Kritik: Chinesische Streaming-Filme bewegen sich entweder in den Genres Science-Fiction mit schlechtem CGI oder es sind Monsterfilme mit noch schlechteren Spezialeffekten. Ein weiteres beliebtes Genre sind Wuxia-Filme und gerade hier gibt es die eine oder andere positive Überraschung, wofür "The Hidden Fox" ein unzweifelhafter Beweis ist. "Eye for an Eye" hat wiederum nicht nur die Aufmerksamkeit von Well Go USA auf sich gezogen, sodass der Streifen auch abseits von Hi-Yah! oder ähnlichen Plattformen gesehen werden kann. Bereits die ersten Bilder geben einen Eindruck davon, dass der Regisseur große Ansprüche an sich gestellt hat, und die Produktion sieht an jeder Stelle teuer aus. Mit viel Liebe zum Detail wurde hier an eine bekannte Geschichte herangegangen und das mag viele für sich gewinnen. Das große Manko bleibt jedoch die Handlung, die man in dieser Form schon tausend Mal gesehen hat.

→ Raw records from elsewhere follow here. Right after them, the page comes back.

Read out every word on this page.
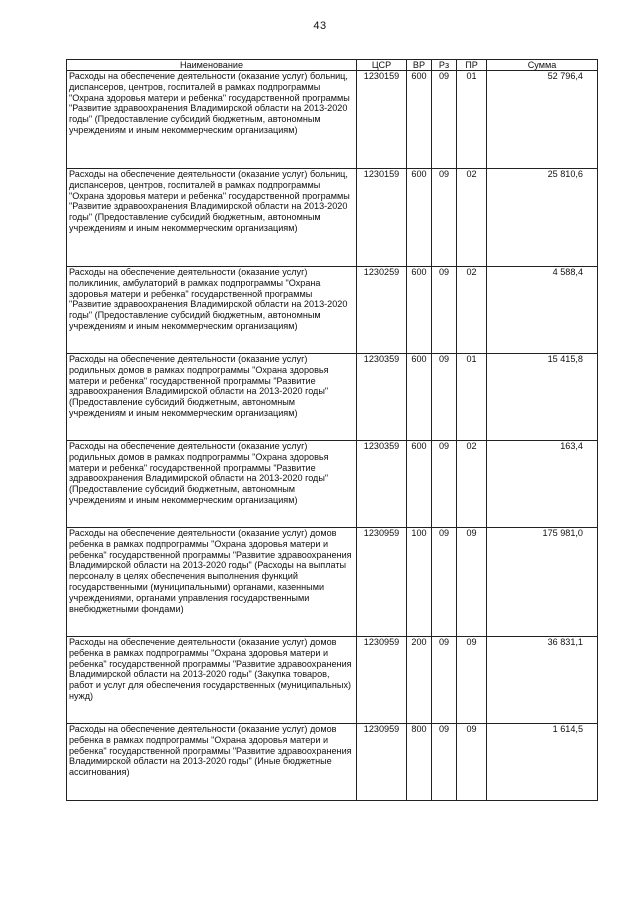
43
Наименование	ЦСР	ВР	Рз	ПР	Сумма
Расходы на обеспечение деятельности (оказание услуг) больниц, диспансеров, центров, госпиталей в рамках подпрограммы "Охрана здоровья матери и ребенка" государственной программы "Развитие здравоохранения Владимирской области на 2013-2020 годы" (Предоставление субсидий бюджетным, автономным учреждениям и иным некоммерческим организациям)	1230159	600	09	01	52 796,4
Расходы на обеспечение деятельности (оказание услуг) больниц, диспансеров, центров, госпиталей в рамках подпрограммы "Охрана здоровья матери и ребенка" государственной программы "Развитие здравоохранения Владимирской области на 2013-2020 годы" (Предоставление субсидий бюджетным, автономным учреждениям и иным некоммерческим организациям)	1230159	600	09	02	25 810,6
Расходы на обеспечение деятельности (оказание услуг) поликлиник, амбулаторий в рамках подпрограммы "Охрана здоровья матери и ребенка" государственной программы "Развитие здравоохранения Владимирской области на 2013-2020 годы" (Предоставление субсидий бюджетным, автономным учреждениям и иным некоммерческим организациям)	1230259	600	09	02	4 588,4
Расходы на обеспечение деятельности (оказание услуг) родильных домов в рамках подпрограммы "Охрана здоровья матери и ребенка" государственной программы "Развитие здравоохранения Владимирской области на 2013-2020 годы" (Предоставление субсидий бюджетным, автономным учреждениям и иным некоммерческим организациям)	1230359	600	09	01	15 415,8
Расходы на обеспечение деятельности (оказание услуг) родильных домов в рамках подпрограммы "Охрана здоровья матери и ребенка" государственной программы "Развитие здравоохранения Владимирской области на 2013-2020 годы" (Предоставление субсидий бюджетным, автономным учреждениям и иным некоммерческим организациям)	1230359	600	09	02	163,4
Расходы на обеспечение деятельности (оказание услуг) домов ребенка в рамках подпрограммы "Охрана здоровья матери и ребенка" государственной программы "Развитие здравоохранения Владимирской области на 2013-2020 годы" (Расходы на выплаты персоналу в целях обеспечения выполнения функций государственными (муниципальными) органами, казенными учреждениями, органами управления государственными внебюджетными фондами)	1230959	100	09	09	175 981,0
Расходы на обеспечение деятельности (оказание услуг) домов ребенка в рамках подпрограммы "Охрана здоровья матери и ребенка" государственной программы "Развитие здравоохранения Владимирской области на 2013-2020 годы" (Закупка товаров, работ и услуг для обеспечения государственных (муниципальных) нужд)	1230959	200	09	09	36 831,1
Расходы на обеспечение деятельности (оказание услуг) домов ребенка в рамках подпрограммы "Охрана здоровья матери и ребенка" государственной программы "Развитие здравоохранения Владимирской области на 2013-2020 годы" (Иные бюджетные ассигнования)	1230959	800	09	09	1 614,5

Der große Elefant im Raum ist natürlich, dass es sich hier um eine Rezeption von "Zatoichi" handelt. Selbst Korea hat sich mit Hwang Jung-min in "Blades of Blood" vor Jahren schon an der Geschichte versucht, aber in "Eye for an Eye" ist die Handlung wirklich nur auf das Wesentlichste beschränkt. Man erwartet zumindest, dass man noch etwas mehr über den Hintergrund des Helden erfährt, als es einen kleinen Schnitt in seine Vergangenheit auf dem Schlachtfeld gibt, aber dem ist nicht so. Die Jungfrau in Not bietet auch nicht wirklich genug, dass wir uns für die Handlung erwärmen könnten. Tatsächlich ist nicht nachvollziehbar, warum sich Cheng Yi überhaupt emotional so einbringt. Er wird sicherlich schon einige ähnliche Situationen in seinem Job erlebt haben. Was macht Nie Yan also so besonders? Auf eine Liebesgeschichte wird schließlich (zum Glück) verzichtet.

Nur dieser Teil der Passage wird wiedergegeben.